A single firm in the product group (industry) has little impact on the market price. However, if it reduces price, it can expect a considerable increase in its sales. The firm may also attract buyers away from other firms by creating imaginary or real difference through advertising, branding and through many other sales promotion measures (non-price competition).
If the firm raises its price, it will not lose all its customers. This is because of the fact that the product is differentiated from competing firms due to price and non-price factors. The demand curve (AR curve) of the monopolistic firm is therefore, highly elastic and is downward sloping. As regards the marginal revenue curve, it slopes downward and lies below the demand curve because price is lower of all the units to sell more output in the market.

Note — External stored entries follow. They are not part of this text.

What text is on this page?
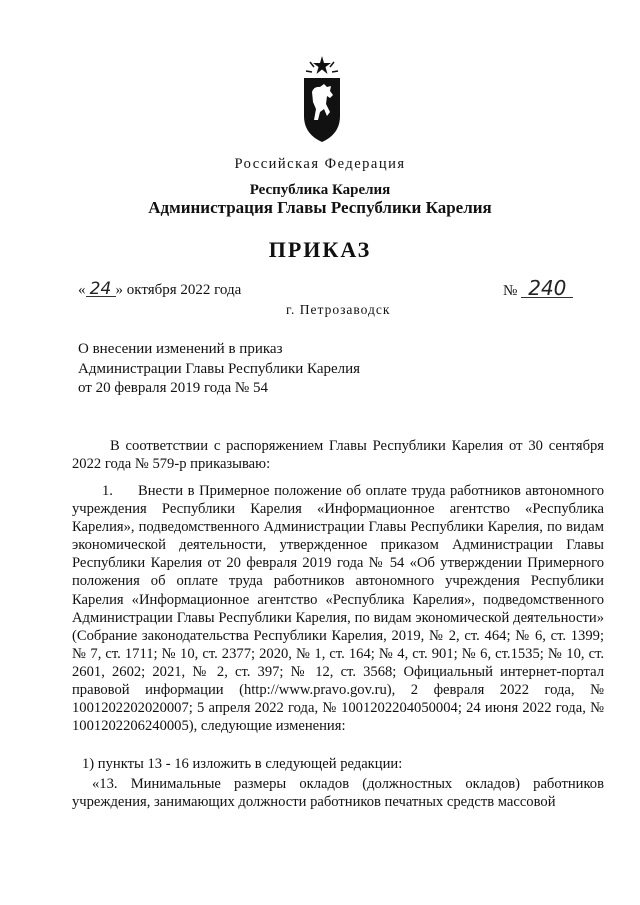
Российская Федерация
Республика Карелия
Администрация Главы Республики Карелия
ПРИКАЗ
« 24 » октября 2022 года	№ 240
г. Петрозаводск
О внесении изменений в приказ
Администрации Главы Республики Карелия
от 20 февраля 2019 года № 54
В соответствии с распоряжением Главы Республики Карелия от 30 сентября 2022 года № 579-р приказываю:
1. Внести в Примерное положение об оплате труда работников автономного учреждения Республики Карелия «Информационное агентство «Республика Карелия», подведомственного Администрации Главы Республики Карелия, по видам экономической деятельности, утвержденное приказом Администрации Главы Республики Карелия от 20 февраля 2019 года № 54 «Об утверждении Примерного положения об оплате труда работников автономного учреждения Республики Карелия «Информационное агентство «Республика Карелия», подведомственного Администрации Главы Республики Карелия, по видам экономической деятельности» (Собрание законодательства Республики Карелия, 2019, № 2, ст. 464; № 6, ст. 1399; № 7, ст. 1711; № 10, ст. 2377; 2020, № 1, ст. 164; № 4, ст. 901; № 6, ст.1535; № 10, ст. 2601, 2602; 2021, № 2, ст. 397; № 12, ст. 3568; Официальный интернет-портал правовой информации (http://www.pravo.gov.ru), 2 февраля 2022 года, № 1001202202020007; 5 апреля 2022 года, № 1001202204050004; 24 июня 2022 года, № 1001202206240005), следующие изменения:
1) пункты 13 - 16 изложить в следующей редакции:
«13. Минимальные размеры окладов (должностных окладов) работников учреждения, занимающих должности работников печатных средств массовой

Determination of Price and Output (Profit or Loss):
In the short run, the number of firms in the ‘product group’ remains the same. The size of the plant of each firm remains unaltered. The firm whether operating under perfect competition, or monopoly wants to maximize profits.
In order to achieve this objective, it goes on producing a commodity so long as the marginal revenue is greater than marginal cost. When MR = MC, it is then in equilibrium and produces the best level of output (profit).
If a firm produces less than or more than the MR = MC output, it will then not be making maximum profit.
In the short run, a monopolistic competitive firm may be realizing abnormal profits or suffering losses. If it is earning profits, no new firms can enter the industry in the short-run. In case, it is suffering, losses but covering full variable cost, the firm will continue operating so that the losses are minimized. If the full variable cost is not met, the firm will close down in the short-run.
The short run equilibrium with profits and short run equilibrium with losses of a monopolistic competitive firm are explained with the help of two separate diagrams as under:
In the figure (17.1), the downward sloping demand curve (AR curve) is quite elastic. The MR curve lies below the average curve except at point N. The SMC curve which includes advertising and sales promotional costs is drawn in the usual fashion. The SMC curve cuts the MR curve from below at point Z. The firm produces and sells an output OK, as at this level of output MR = MC. The firm sells output OK at OE/KM per unit price. The total revenue of the firm is equal to the area OEMK, whereas the total cost of producing output OK is OFLK. The total profits of the firm are equal to the shaded rectangle FEML. The firm earns abnormal profits in the short run.
If the demand and cost situations are not favorable in the market, a monopolistic competitive firm may incur losses in the short run. The short-run equilibrium of the firm with losses is explained with the help of a diagram.
In the Figure (17.2), marginal cost (SMC) equates marginal revenue MR curve from below at point Z. The firm produces output OK and sells at OF/KT per unit-price. The total receipt of the firm is OFTK. The total cost of producing output OK is equal to OEMK. The firm suffers a net loss equal to the area FEMT on the sale of OK output.